FACES OF THE INDUSTRY
|Position:|| Director of Advisor Experience,
Southwestern Ontario Region
|Company:||Freedom 55 Financial|
|Personal motto:||Don't let perfect be the enemy of good|
|Memorable travel destination:||New Zealand|
|Hobby:||Coaching varsity rowing|
Advising the advisors
Identifying, recruiting and developing advisor talent and advisor practices is John’s primary role at Freedom 55 Financial. His career growth and approach to coaching advisors were heavily influenced by two side pursuits during his university days: retail sales and athletics.
John’s career began in university, but in a setting far away from any classroom. To help support his studies, John worked in retail sales in a medium-to-high-end menswear store in London, Ontario. Many of his customers were managers and executives at the head office of London Life, the company Freedom 55 Financial was spun out of and which was headquartered in the city. This proved to be a valuable networking opportunity for John, which led to him launching his career as a financial advisor.
“It turns out that one of my customers at that time was in charge of Freedom 55 Financial, and oversaw its rebranding when The Great-West Life Assurance Company bought London Life. We got along really well, and one day he said, ‘You know, I want you to meet with someone’.”
Another major influence on John’s career has been a long-time hobby: rowing, as both an active rower and now a varsity coach at the University of Western Ontario. He sees parallels between his athletic coaching pursuit and coaching future advisors with respect to the discipline, resilience and focus needed to succeed in both sports and business.
“It was when I started getting back into coaching that I transitioned into the role I am in now, because I realized I enjoyed developing talent. I find that having an athletic background helps you stick to a plan, like early-morning practices and strength training, and enables you to work towards a longer-term goal. Sometimes it’s not particularly fun: it can hurt a lot, and it can be tiring. But it teaches you resilience and teamwork.”
The qualities that John looks for and further develops in advisors go beyond just product knowledge and financial expertise. Personal qualities that an advisor needs include empathy, problem-solving, resilience and drive.

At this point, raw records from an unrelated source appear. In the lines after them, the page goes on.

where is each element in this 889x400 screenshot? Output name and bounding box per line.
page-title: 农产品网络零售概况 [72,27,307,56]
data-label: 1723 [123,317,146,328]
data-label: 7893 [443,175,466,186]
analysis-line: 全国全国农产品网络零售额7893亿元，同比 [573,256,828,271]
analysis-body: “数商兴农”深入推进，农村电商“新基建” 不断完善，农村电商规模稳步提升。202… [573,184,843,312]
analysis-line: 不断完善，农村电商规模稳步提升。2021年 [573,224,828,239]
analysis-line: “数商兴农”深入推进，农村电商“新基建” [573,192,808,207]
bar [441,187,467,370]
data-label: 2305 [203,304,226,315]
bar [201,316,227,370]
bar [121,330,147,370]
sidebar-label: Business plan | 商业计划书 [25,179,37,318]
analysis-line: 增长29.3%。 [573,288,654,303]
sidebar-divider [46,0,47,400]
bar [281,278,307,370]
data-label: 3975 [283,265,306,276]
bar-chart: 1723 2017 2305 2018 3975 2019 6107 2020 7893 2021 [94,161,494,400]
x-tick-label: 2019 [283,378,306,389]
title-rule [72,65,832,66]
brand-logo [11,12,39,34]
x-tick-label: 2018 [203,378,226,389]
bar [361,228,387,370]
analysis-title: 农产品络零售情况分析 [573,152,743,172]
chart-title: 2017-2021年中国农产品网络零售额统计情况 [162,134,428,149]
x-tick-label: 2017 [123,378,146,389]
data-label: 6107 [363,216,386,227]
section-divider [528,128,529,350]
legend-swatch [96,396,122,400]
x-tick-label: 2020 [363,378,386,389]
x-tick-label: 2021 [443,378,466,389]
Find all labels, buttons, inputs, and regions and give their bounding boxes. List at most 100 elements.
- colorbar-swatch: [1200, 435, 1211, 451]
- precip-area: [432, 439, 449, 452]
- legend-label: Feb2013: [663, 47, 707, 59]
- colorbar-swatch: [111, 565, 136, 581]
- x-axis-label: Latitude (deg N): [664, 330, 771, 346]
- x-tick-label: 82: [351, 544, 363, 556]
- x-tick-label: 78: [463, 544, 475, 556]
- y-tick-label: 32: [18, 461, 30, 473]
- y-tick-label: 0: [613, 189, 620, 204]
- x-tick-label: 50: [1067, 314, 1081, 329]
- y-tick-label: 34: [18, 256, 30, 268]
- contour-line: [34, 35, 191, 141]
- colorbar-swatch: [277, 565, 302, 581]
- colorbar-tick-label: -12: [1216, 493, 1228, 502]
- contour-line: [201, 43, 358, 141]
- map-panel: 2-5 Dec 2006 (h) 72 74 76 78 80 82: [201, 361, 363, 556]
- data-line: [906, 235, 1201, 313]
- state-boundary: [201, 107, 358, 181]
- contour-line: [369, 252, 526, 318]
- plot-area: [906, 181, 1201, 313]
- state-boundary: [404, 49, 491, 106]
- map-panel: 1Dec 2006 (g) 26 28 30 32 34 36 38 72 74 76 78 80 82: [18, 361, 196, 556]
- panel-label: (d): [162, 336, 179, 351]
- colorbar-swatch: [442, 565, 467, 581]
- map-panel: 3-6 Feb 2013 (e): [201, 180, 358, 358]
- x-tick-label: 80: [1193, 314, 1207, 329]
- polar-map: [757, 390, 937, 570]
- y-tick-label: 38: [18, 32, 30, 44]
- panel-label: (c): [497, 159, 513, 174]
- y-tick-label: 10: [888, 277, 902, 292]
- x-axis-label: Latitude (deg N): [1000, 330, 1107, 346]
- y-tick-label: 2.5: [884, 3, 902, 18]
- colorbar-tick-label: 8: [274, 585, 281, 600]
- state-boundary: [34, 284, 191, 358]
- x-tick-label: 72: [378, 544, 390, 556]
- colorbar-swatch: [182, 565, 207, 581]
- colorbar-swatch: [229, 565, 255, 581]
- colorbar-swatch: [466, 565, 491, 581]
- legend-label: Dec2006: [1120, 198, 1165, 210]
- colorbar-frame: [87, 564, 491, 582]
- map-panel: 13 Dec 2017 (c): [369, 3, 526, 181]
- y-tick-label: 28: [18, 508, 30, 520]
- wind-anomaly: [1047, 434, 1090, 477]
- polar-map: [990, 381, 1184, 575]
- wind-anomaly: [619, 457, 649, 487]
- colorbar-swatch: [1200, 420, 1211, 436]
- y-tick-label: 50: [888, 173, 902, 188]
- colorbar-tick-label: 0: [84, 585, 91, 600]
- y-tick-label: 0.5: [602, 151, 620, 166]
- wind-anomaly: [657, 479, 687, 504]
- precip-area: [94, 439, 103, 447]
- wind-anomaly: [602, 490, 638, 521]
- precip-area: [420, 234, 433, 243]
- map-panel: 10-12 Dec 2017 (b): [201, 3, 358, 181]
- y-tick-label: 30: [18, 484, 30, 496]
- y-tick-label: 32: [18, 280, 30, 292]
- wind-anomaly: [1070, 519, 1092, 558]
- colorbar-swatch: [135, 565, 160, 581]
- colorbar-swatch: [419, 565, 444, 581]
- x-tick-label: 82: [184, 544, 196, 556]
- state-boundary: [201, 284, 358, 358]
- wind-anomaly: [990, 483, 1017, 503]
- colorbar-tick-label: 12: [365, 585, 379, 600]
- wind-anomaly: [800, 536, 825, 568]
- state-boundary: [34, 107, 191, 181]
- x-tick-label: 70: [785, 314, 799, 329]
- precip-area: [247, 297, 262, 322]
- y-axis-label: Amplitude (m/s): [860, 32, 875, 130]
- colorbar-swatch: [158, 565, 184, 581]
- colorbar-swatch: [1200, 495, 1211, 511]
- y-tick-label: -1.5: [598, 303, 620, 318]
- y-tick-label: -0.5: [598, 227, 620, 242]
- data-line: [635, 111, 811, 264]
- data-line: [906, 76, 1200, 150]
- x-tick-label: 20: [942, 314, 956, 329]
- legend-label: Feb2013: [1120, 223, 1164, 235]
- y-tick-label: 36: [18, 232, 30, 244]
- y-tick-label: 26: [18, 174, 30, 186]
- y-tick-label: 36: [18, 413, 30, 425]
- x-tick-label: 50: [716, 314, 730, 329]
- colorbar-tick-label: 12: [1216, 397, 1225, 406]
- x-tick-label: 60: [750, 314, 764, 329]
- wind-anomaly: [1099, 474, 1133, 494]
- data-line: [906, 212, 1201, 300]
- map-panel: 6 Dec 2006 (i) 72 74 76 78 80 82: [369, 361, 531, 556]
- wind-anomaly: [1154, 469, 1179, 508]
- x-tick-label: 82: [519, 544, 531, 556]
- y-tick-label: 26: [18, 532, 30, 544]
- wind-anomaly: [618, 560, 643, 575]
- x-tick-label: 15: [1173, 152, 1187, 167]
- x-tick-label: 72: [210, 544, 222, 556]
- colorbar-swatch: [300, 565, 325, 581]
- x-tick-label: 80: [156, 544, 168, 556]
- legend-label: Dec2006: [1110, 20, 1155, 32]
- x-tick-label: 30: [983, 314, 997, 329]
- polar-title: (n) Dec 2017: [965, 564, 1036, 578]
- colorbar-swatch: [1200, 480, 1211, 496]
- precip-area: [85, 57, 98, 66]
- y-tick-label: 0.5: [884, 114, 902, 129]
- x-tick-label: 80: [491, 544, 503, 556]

“The most important thing is understanding that it’s not a glamorous role. It requires a lot of hard work, calling and meeting people and identifying the clients who need the services you provide. And once you do meet those people, it’s not really about salesmanship. You need to have the conviction to help them.”
What would you tell your younger self at the beginning of your career?
“Find a mentor or someone to advise you. Don’t be afraid to ask for help. And don’t have an ego.”